I’m starting this thread to document something you guys will either love or hate but its happening. In this thread you will find the rebirth of what has to be the worst Cycle Truck every revived (that I know of). This bike was part of a group of bikes I rescued that sat in huge piles for MANY...




					thecabe.com


----------



## Sonic_scout (Feb 23, 2021)

tacochris said:


> Awesome!  O trust me if you think this one is good, you haven't gone thru my Cycle Truck build!  Lol
> 
> 
> 
> ...



Ok, wow. I didn't even consider cutting off bad parts of bikes and welding on diffrent parts, and the front fender! It was its own tragedy/love story all together. Amazing, incredible work. Makes me feel like I need to do this hobby more justice.


----------



## tacochris (Feb 23, 2021)

Sonic_scout said:


> Ok, wow. I didn't even consider cutting off bad parts of bikes and welding on diffrent parts, and the front fender! It was its own tragedy/love story all together. Amazing, incredible work. Makes me feel like I need to do this hobby more justice.



Thanks for checking it out!  I get called crazy all the time because I will save the worst looking bikes but there is something in my personality that helps me see beauty in the forgotten and unloved.  I like that fact that what I do makes people look at their "parts bikes" a little differently.


----------



## Rivnut (Feb 23, 2021)

Here's a picture of a '60 that I recently finished.  Started off about where you did but had to free the headset from the welds holding it to the stem.


----------



## coasterbrakejunkie1969 (Feb 23, 2021)

Rivnut said:


> Here's a picture of a '60 that I recently finished.




Very nice love the painted fenders, nice and straight. Did you roll and paint the fenders or are they just that fresh?


----------



## tacochris (Feb 23, 2021)

Rivnut said:


> Here's a picture of a '60 that I recently finished.  Started off about where you did but had to free the headset from the welds holding it to the stem.
> 
> View attachment 1362887



Thats a really good looking bike, especially in red!  You're not alone because I have a 59 that had the crank hardware tack welded to the friggin arm.  Havent dealt with that yet.


----------



## Rivnut (Feb 23, 2021)

The fenders were pretty good to begin with but I'm getting pretty good with some hammers and dollies. I repainted it after I stripped off a DIY paint job that was basically paint over everything then "adorned" with some silver pinstriping tape.  In this picture, you can see the welds at the top of the head tube and the stem.
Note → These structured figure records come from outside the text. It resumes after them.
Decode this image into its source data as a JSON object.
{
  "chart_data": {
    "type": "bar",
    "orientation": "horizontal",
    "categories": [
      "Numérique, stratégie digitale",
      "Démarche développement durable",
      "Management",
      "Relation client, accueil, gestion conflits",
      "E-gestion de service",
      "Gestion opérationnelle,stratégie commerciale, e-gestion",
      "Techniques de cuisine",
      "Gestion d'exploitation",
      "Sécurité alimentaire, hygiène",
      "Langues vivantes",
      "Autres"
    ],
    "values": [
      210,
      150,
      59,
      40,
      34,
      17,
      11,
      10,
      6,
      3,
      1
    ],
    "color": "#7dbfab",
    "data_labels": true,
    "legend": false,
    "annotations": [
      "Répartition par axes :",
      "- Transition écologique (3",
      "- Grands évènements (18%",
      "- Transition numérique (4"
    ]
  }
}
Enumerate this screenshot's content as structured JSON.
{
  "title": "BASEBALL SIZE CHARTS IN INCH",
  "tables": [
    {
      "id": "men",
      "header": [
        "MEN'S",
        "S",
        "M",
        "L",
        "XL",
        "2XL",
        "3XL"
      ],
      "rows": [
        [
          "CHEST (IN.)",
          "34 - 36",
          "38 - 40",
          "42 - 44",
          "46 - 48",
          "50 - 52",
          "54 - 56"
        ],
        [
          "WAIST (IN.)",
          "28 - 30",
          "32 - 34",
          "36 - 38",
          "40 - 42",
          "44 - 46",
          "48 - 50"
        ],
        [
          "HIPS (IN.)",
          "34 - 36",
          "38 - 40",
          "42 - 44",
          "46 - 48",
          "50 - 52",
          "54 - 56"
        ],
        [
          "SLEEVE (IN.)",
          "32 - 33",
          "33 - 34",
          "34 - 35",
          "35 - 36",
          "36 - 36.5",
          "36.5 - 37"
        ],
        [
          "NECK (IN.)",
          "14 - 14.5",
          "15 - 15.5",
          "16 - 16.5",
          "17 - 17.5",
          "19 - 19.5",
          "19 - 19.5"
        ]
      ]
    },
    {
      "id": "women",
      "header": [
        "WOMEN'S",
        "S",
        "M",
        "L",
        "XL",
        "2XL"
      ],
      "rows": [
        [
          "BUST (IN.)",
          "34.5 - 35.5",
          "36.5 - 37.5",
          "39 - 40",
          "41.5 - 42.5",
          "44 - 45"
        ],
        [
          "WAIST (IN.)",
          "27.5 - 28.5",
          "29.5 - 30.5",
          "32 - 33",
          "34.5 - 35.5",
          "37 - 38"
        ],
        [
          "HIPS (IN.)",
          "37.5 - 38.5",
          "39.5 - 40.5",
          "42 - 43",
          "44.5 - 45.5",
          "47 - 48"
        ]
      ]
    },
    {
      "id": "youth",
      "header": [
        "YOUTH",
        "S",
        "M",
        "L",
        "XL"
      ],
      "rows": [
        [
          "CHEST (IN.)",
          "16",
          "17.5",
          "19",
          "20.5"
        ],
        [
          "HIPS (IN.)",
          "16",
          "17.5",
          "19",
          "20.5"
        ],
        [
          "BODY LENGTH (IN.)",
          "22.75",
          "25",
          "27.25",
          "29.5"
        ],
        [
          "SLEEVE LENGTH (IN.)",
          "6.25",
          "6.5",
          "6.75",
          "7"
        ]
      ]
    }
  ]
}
Part of what was welded together was the bracket for the front rack. I chose the Speedster route because I like painted fenders and blackwall tires.  The two speed was removed from a '59 girls Fairlady and added to the Speedster.


----------



## coasterbrakejunkie1969 (Feb 23, 2021)

Nice work. wish I could clean up some of the fenders I have. Not a skill I posses , maybe next time around.


----------



## Rivnut (Feb 23, 2021)

There are guys advertising fender rolling in the Services part the Etc. Forum.  Or, if you think you have enough fenders, and want to learn a new skill, Harbor Freight has a small English wheel that can be used to roll fenders. A local collector has such a wheel and has rolled fenders for me. They've turned out really nice.


----------